Like most writers, I wanted to be read. But I also wanted the rest of Canada to know what I and millions of other Jews like me had lived through during those terrible war years. I wanted the non-Jewish world to recognize our pain, and I wanted to memorialize our vanished past and our lost communities. And so, I found myself once again face to face with the need to find a translator.

I do not see myself primarily as a translator, although I have in fact, with the help of my daughter, translated much of my own work. Nevertheless, when I reflect more deeply on this subject, I realize that my entire life has been a process of translation. I have been translated from my birthplace in Europe to my present home in North America. I have written three novels, one collection of short stories, four books of poetry, three plays, many essays and travelogues. Yet, without translation, all of these would have been relegated to the graveyard of those few libraries that still contain books in my language, or to the bottom drawer of my own desk. This is because the language in which I write, Yiddish, has fewer and fewer readers and writers. Translation represents to me my literary future. It makes me think that not everything I write will be totally lost, even if things do inevitably get lost in translation.

On my voyage back into the Ghetto, I wanted to take with me all the questions that had tormented me after the liberation. Why had the world learned nothing from our suffering? Were the Nazis only the most extreme example of the urge to do evil, or was the drive to destroy inherent in human nature? The Nazis were, for me, the most obvious channel through which the poison of hatred could flow freely—but the poison itself, where did it come from? What was its source? In writing about the Ghetto, I wanted to find that source. I wanted to discover the essence of our humanity, to touch upon the source, upon the core of the human soul and see it reflected in the soul of the Ghetto Jew, who had stood stripped of every shred of artifice and pretense necessary to leading a normal life. There, in the Ghetto, humans had faced humans without any embellishments or illusions. They had faced the brutality of their fellow human beings, as well as the knowledge of what that brutality meant to their own destinies. It was as if the dams of a river had opened within me and I became pregnant with the idea for my book. And so it was, that by the time I arrived in Montreal, I was doubly pregnant: pregnant with my daughter, who was born in Canada, and pregnant with my novel, which was born here as well, but many years later, when my daughter was already grown and my son was an adolescent. I called this novel about the death of the Jewish community of Lodz The Tree of Life.

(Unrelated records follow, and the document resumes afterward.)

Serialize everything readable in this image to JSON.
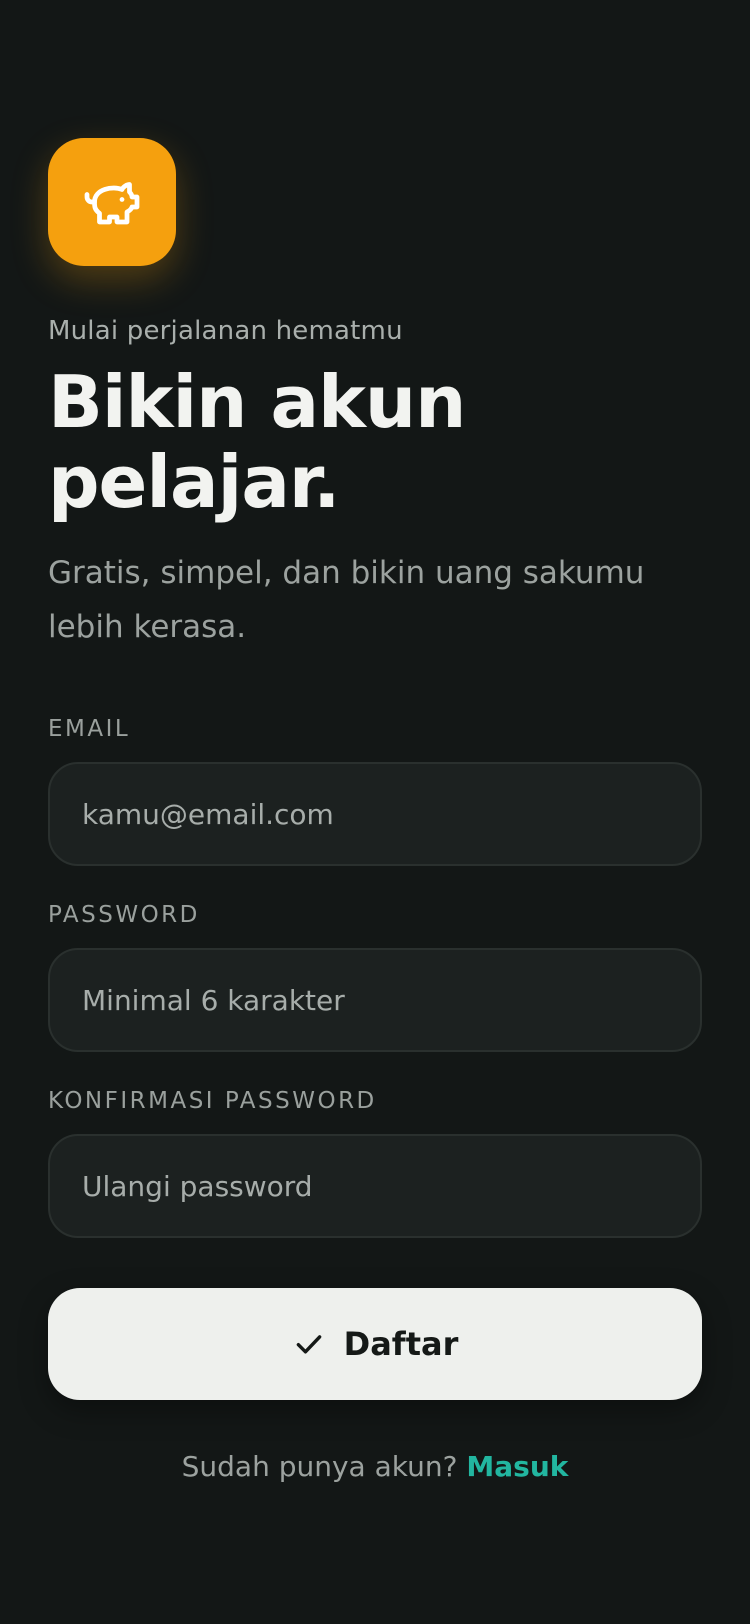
{
  "logo": {
    "icon": "piggy-bank-icon",
    "background_color": "#f5a00e"
  },
  "header": {
    "eyebrow": "Mulai perjalanan hematmu",
    "title_line_1": "Bikin akun",
    "title_line_2": "pelajar.",
    "subtitle": "Gratis, simpel, dan bikin uang sakumu lebih kerasa."
  },
  "form": {
    "email": {
      "label": "EMAIL",
      "placeholder": "kamu@email.com",
      "value": ""
    },
    "password": {
      "label": "PASSWORD",
      "placeholder": "Minimal 6 karakter",
      "value": ""
    },
    "confirm_password": {
      "label": "KONFIRMASI PASSWORD",
      "placeholder": "Ulangi password",
      "value": ""
    },
    "submit": {
      "icon": "check-icon",
      "label": "Daftar"
    }
  },
  "footer": {
    "prompt": "Sudah punya akun?",
    "login_link": "Masuk",
    "link_color": "#22b6a0"
  }
}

I feared to approach the world that I had lost. I was terrified of plunging once again into the abyss of suffering, of reliving the reality that had nearly destroyed me. I wanted to enjoy my life, to relish every moment. I had learned its value at great cost. I wanted to forget the nightmare. I deplored the fact that my memory was so vivid and would not allow me to forget. And I felt too weak, too incompetent, in the face of the enormity of what I had to describe. How could I encompass and give life to all those who populated my memory? Was not the novel too elegant and too polished a literary form for such a story, was it not too detached from any lived reality, too much a game of cleverly concocted plots? In writing a novel about the Holocaust would I not end by sinning against a reality that was impossible to encompass? Was I capable of recreating the specific atmosphere of those nightmarish days, assuming that it was possible to recreate it in the first place? As time went on, it became increasingly clear to me that no one, not even the most gifted writer, would be able to capture the true atmosphere of the ghetto. Even if the writer succeeded in writing a masterpiece, it would not, it could not, be the real thing. At the same time, it never occurred to me to consider any form but the novel as a vehicle for what I wanted to say. Only the novel seemed to have the necessary scope.